= Exergonic reaction =

Chemical reaction that releases more energy than was needed to start it

An exergonic reaction (such as cellular respiration) is a reaction that releases free energy in the process of the reaction. The progress of the reaction is shown by the line. Activation energy (1) slows down the reaction. The change of Gibbs free energy (ΔG) in an exergonic reaction (that takes place at constant pressure and temperature) is negative because energy is lost (2).

In chemical thermodynamics, an exergonic reaction is a chemical reaction where the change in the free energy is negative (there is a net release of free energy). This indicates a spontaneous reaction if the system is closed and initial and final temperatures are the same. For processes that take place in a closed system at constant pressure and temperature, the Gibbs free energy is used, whereas the Helmholtz energy is relevant for processes that take place at constant volume and temperature. Any reaction occurring at constant temperature without input of electrical or photon energy is exergonic, according to the second law of thermodynamics. An example is cellular respiration.

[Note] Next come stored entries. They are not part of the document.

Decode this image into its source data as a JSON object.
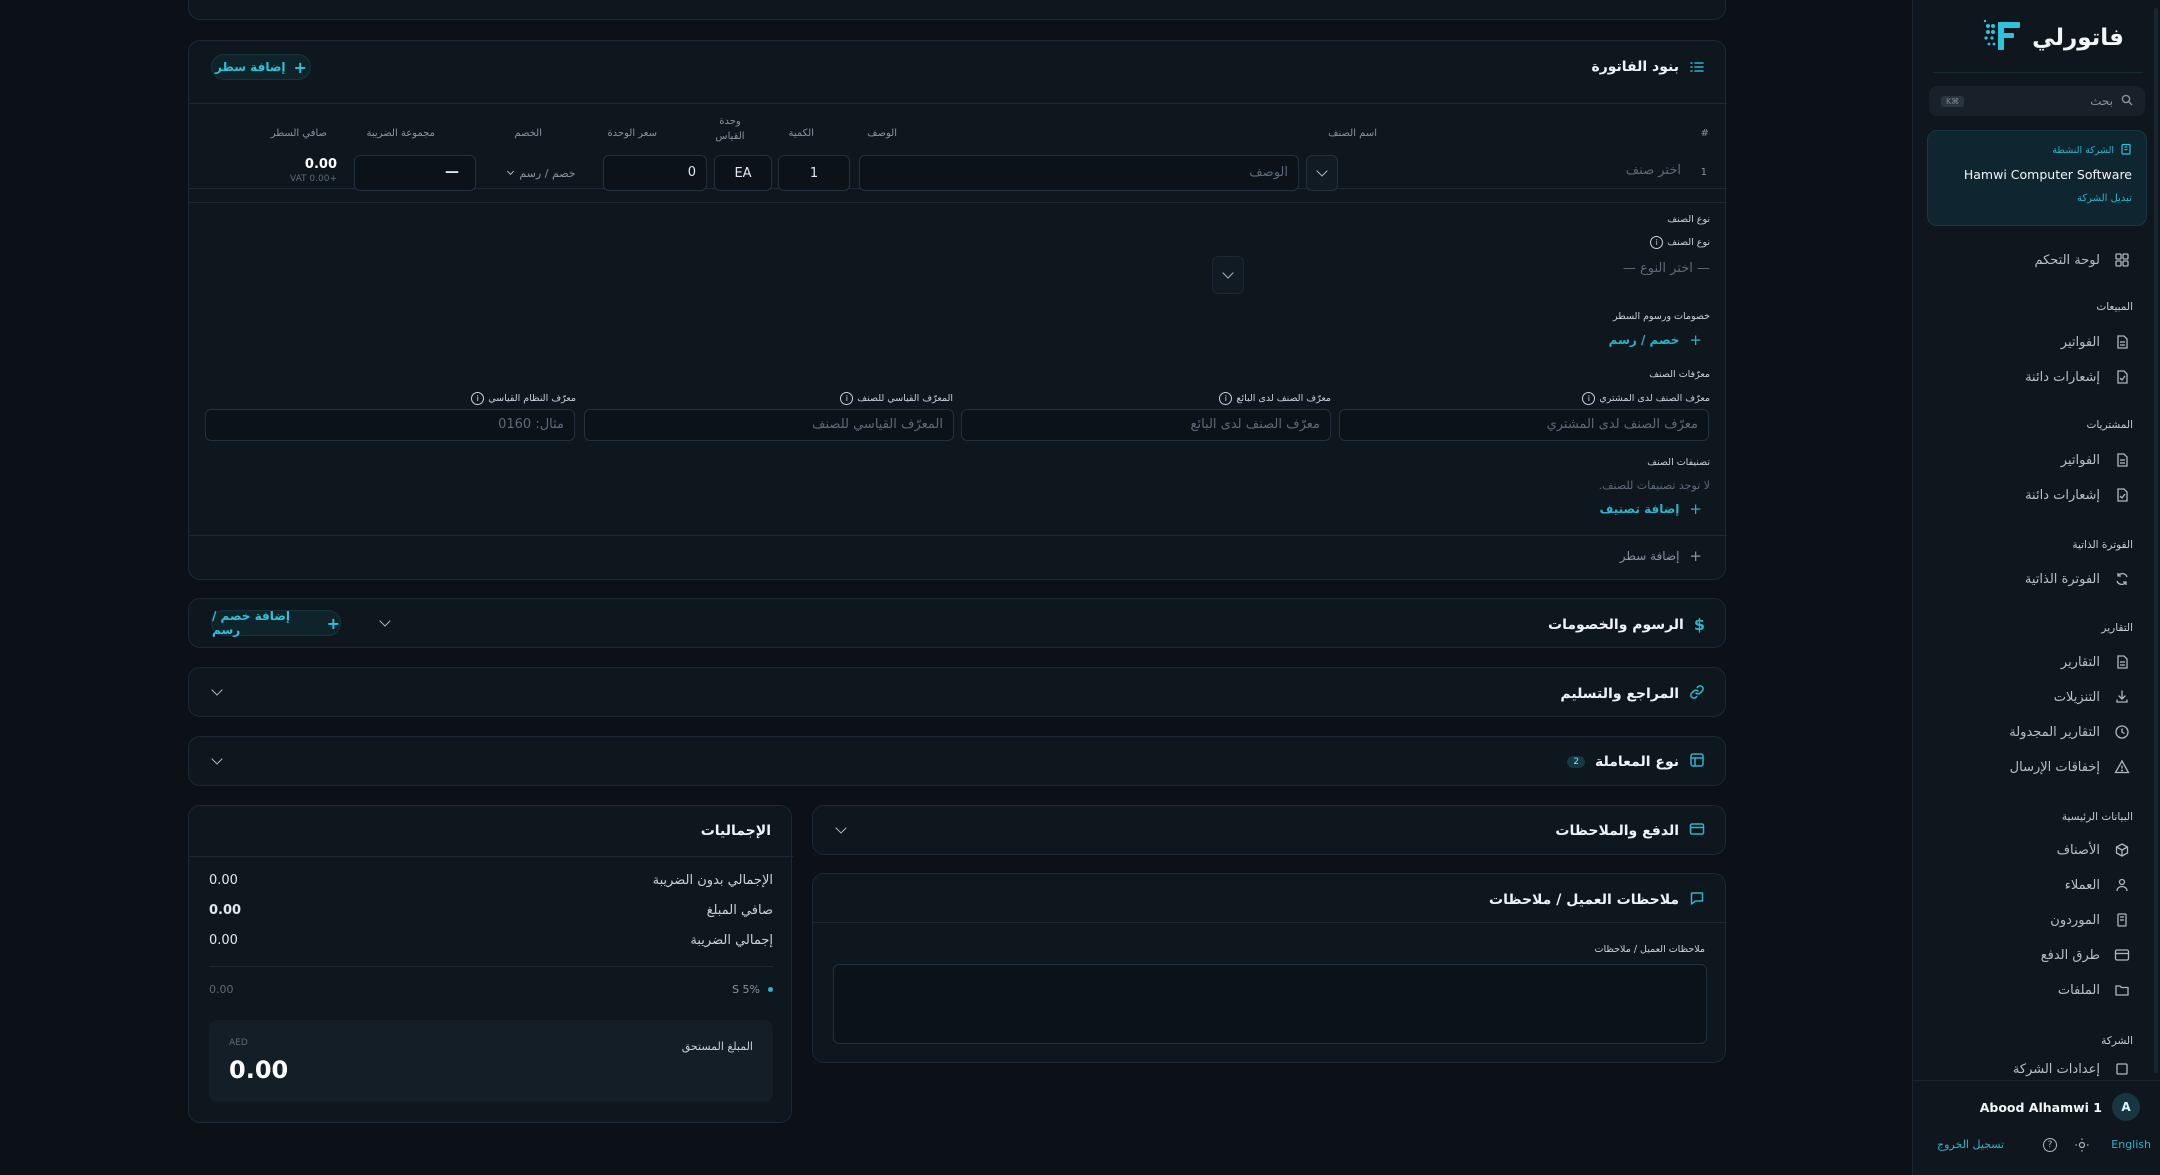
{
  "invoice_items": {
    "title": "بنود الفاتورة",
    "add_line_button": "إضافة سطر",
    "columns": {
      "index": "#",
      "item_name": "اسم الصنف",
      "description": "الوصف",
      "quantity": "الكمية",
      "unit_line1": "وحدة",
      "unit_line2": "القياس",
      "unit_price": "سعر الوحدة",
      "discount": "الخصم",
      "tax_group": "مجموعة الضريبة",
      "line_net": "صافي السطر"
    },
    "row": {
      "index": "1",
      "item_placeholder": "اختر صنف",
      "description_placeholder": "الوصف",
      "quantity": "1",
      "unit": "EA",
      "unit_price": "0",
      "discount_select": "خصم / رسم",
      "tax_value": "—",
      "line_net": "0.00",
      "line_vat": "VAT 0.00+"
    },
    "details": {
      "item_type_section": "نوع الصنف",
      "item_type_label": "نوع الصنف",
      "item_type_placeholder": "— اختر النوع —",
      "line_discounts_section": "خصومات ورسوم السطر",
      "add_discount_link": "خصم / رسم",
      "identifiers_section": "معرّفات الصنف",
      "buyer_id_label": "معرّف الصنف لدى المشتري",
      "buyer_id_placeholder": "معرّف الصنف لدى المشتري",
      "seller_id_label": "معرّف الصنف لدى البائع",
      "seller_id_placeholder": "معرّف الصنف لدى البائع",
      "standard_id_label": "المعرّف القياسي للصنف",
      "standard_id_placeholder": "المعرّف القياسي للصنف",
      "system_id_label": "معرّف النظام القياسي",
      "system_id_placeholder": "مثال: 0160",
      "classifications_section": "تصنيفات الصنف",
      "no_classifications": "لا توجد تصنيفات للصنف.",
      "add_classification": "إضافة تصنيف"
    },
    "footer_add_line": "إضافة سطر"
  },
  "charges": {
    "title": "الرسوم والخصومات",
    "add_button": "إضافة خصم / رسم"
  },
  "references": {
    "title": "المراجع والتسليم"
  },
  "transaction_type": {
    "title": "نوع المعاملة",
    "badge": "2"
  },
  "payment": {
    "title": "الدفع والملاحظات"
  },
  "notes": {
    "title": "ملاحظات العميل / ملاحظات",
    "field_label": "ملاحظات العميل / ملاحظات"
  },
  "totals": {
    "title": "الإجماليات",
    "rows": [
      {
        "label": "الإجمالي بدون الضريبة",
        "value": "0.00"
      },
      {
        "label": "صافي المبلغ",
        "value": "0.00"
      },
      {
        "label": "إجمالي الضريبة",
        "value": "0.00"
      }
    ],
    "tax_line_label": "S 5%",
    "tax_line_value": "0.00",
    "amount_due_label": "المبلغ المستحق",
    "currency": "AED",
    "amount_due": "0.00"
  },
  "sidebar": {
    "brand": "فاتورلي",
    "search_placeholder": "بحث",
    "search_shortcut": "⌘K",
    "active_company_label": "الشركة النشطة",
    "company_name": "Hamwi Computer Software",
    "switch_company": "تبديل الشركة",
    "dashboard": "لوحة التحكم",
    "groups": [
      {
        "title": "المبيعات",
        "items": [
          "الفواتير",
          "إشعارات دائنة"
        ]
      },
      {
        "title": "المشتريات",
        "items": [
          "الفواتير",
          "إشعارات دائنة"
        ]
      },
      {
        "title": "الفوترة الذاتية",
        "items": [
          "الفوترة الذاتية"
        ]
      },
      {
        "title": "التقارير",
        "items": [
          "التقارير",
          "التنزيلات",
          "التقارير المجدولة",
          "إخفاقات الإرسال"
        ]
      },
      {
        "title": "البيانات الرئيسية",
        "items": [
          "الأصناف",
          "العملاء",
          "الموردون",
          "طرق الدفع",
          "الملفات"
        ]
      },
      {
        "title": "الشركة",
        "items": [
          "إعدادات الشركة"
        ]
      }
    ],
    "user_name": "Abood Alhamwi 1",
    "user_initial": "A",
    "language": "English",
    "logout": "تسجيل الخروج"
  },
  "colors": {
    "accent": "#2bb3c9",
    "background": "#0b1117",
    "card": "#0e161e"
  }
}
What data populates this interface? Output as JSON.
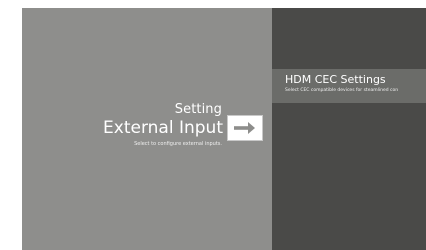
{
  "left_panel": {
    "section_label": "Setting",
    "title": "External Input",
    "description": "Select to configure external inputs.",
    "action_icon": "arrow-right-icon"
  },
  "right_panel": {
    "item_title": "HDM CEC Settings",
    "item_description": "Select CEC compatible devices for steamlined con"
  },
  "colors": {
    "left_background": "#8e8e8c",
    "right_background": "#4a4a48",
    "highlight_background": "#6b6c69",
    "text": "#ffffff",
    "button_background": "#ffffff",
    "arrow": "#8d8d8b"
  }
}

Symbolically, the release of free energy, $G$, in an exergonic reaction (at constant pressure and temperature) is denoted as

$\Delta G=G_{\rm{p}}-G_{\rm{r}}<0.\,$

Although exergonic reactions are said to occur spontaneously, this does not imply that the reaction will take place at an observable rate. For instance, the disproportionation of hydrogen peroxide releases free energy but is very slow in the absence of a suitable catalyst. It has been suggested that eager would be a more intuitive term in this context.

More generally, the terms exergonic and endergonic relate to the free energy change in any process, not just chemical reactions. By contrast, the terms exothermic and endothermic relate to an enthalpy change in a closed system during a process, usually associated with the exchange of heat.